Кодекс - Престон Дуглас. Страница 12

Сэлли достала из нагрудного кармана сложенный лист бумаги и подала Тому. Это оказалась старая пожелтевшая фотокопия выполненного иероглифами текста с растительным орнаментом на полях. Страничка показалась Тому чем-то знакомой, и он принялся вспоминать, где мог видеть ее раньше.

— За всю историю человечества письменность была независимо друг от друга придумана всего три раза. И один раз — индейцами майя. Это их иероглифы.

— Я не слишком бегло читаю на майя. Что тут сказано?

— Описываются целебные свойства некоторых произрастающих в джунглях Центральной Америки растений.

— И на что они способны? Исцеляют рак?

— Если бы, — улыбнулась Сэлли. — Здесь говорится о дереве кикте, что в переводе значит «кровавое дерево». На этой странице приводится инструкция, как варить кору, затем в качестве связующей массы добавлять к ней золу и присыпать раны.

— Интересно! — Том вернул ей листок.

— Не только интересно, но с точки зрения медицины вполне оправданно. В коре содержится слабый антибиотик.

Они ехали по гладкому каменистому плато. Где-то в отдаленном каньоне заунывно завыла парочка койотов. Теперь Тому и Сэлли пришлось держаться друг за другом. Том ехал впереди, слушая, что рассказывала ему Сэлли:

— Это страница из медицинского труда, который, судя по всему, был написан около восьмисотого года нашей эры, то есть в период высшего рассвета классической цивилизации майя. Он содержит две тысячи медицинских рецептов и составов. И не только из растений, но из всего, что встречается в джунглях: насекомых, животных и даже минералов. Возможно, какие-то составы помогают от рака, по крайней мере от некоторых его форм. Профессор Клайв просил меня выяснить, у кого находится весь текст целиком, и договориться с владельцем о его переводе и публикации. Это единственная известная полная фармакопея майя. И она может стать достойным венцом его и без того блестящей карьеры.
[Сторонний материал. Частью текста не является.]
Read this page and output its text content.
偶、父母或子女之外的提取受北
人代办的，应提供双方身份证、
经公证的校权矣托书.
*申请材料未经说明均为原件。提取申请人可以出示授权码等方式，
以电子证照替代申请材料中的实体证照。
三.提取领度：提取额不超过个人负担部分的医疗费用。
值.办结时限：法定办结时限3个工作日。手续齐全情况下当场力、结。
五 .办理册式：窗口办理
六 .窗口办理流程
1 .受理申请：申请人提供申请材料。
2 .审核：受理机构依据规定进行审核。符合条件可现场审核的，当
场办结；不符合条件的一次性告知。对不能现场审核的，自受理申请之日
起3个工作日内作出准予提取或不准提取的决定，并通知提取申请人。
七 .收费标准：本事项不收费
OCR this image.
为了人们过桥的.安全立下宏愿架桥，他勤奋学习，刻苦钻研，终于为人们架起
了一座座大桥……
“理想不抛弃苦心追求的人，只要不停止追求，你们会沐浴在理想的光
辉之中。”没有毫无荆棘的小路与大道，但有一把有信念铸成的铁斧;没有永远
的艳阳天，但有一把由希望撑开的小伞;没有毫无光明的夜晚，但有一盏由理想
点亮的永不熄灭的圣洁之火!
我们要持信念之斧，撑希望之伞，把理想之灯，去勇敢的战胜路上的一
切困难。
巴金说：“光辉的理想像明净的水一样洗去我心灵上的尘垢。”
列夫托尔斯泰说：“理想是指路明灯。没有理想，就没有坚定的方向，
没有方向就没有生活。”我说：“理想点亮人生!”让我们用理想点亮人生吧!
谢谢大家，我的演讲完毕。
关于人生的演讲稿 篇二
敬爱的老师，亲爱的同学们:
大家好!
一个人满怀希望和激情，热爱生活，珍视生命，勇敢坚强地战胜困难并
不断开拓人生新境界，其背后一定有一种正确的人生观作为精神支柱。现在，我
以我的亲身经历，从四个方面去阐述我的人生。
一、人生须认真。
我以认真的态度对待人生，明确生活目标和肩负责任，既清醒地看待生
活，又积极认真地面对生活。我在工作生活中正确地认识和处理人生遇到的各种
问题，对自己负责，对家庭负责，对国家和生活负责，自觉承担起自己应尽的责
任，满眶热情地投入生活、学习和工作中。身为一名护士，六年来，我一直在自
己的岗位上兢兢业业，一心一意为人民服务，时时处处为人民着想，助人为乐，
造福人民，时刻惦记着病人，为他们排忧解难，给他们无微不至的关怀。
— Подозреваю, и вашей тоже? — заметил Том.

— Безусловно. Эта книга содержит накопленные столетиями медицинские тайны джунглей. Речь идет о самых богатых в мире тропических лесах, в которых встречаются сотни тысяч видов флоры и фауны, причем многие из них до сих пор не известны науке. Майя знали каждое растение, каждое животное — все, что водится в тропическом лесу. И изложили свои знания в этой книге.

Девушка поравнялась с ним, и от порывистого движения ее волосы разлетелись в стороны.

— Вы понимаете, что это значит?

— Полагаю, что современная медицина ушла далеко вперед по сравнению с тем, что знали древние майя, — буркнул Том.

Сэлли Колорадо презрительно фыркнула:

— Двадцать пять процентов лекарств являются продуктами растительного происхождения. Между тем только полпроцента из встречающихся на Земле двухсот шестидесяти пяти тысяч растений исследованы с точки зрения лечебной пользы. Вдумайтесь, какой потенциал! Самое эффективное и успешное в истории лекарство — аспирин — было выделено из коры дерева, которое аборигены использовали, чтобы снимать боль. Кортизон получили из ямса, а сердечное средство дигиталис — из наперстянки. Пенициллин первое время производили из плесени. Том, эта фармакопея, возможно, самая великая находка медицины за все времена.

— Понимаю.

— Когда мы с профессором Клайвом переведем и опубликуем этот труд, в медицине произойдет революция. Но если вас и это не убедило, вот еще аргумент: тропические леса Центральной Америки исчезают под пилой лесозаготовителей. Эта книга их спасет. Станет очевидным, что тропические леса выгоднее сохранить, чем вырубать на древесину. Фармацевтические компании заплатят странам огромные суммы за разработку недр.

— И сами получат изрядные прибыли. Но какое отношение эта книга имеет ко мне?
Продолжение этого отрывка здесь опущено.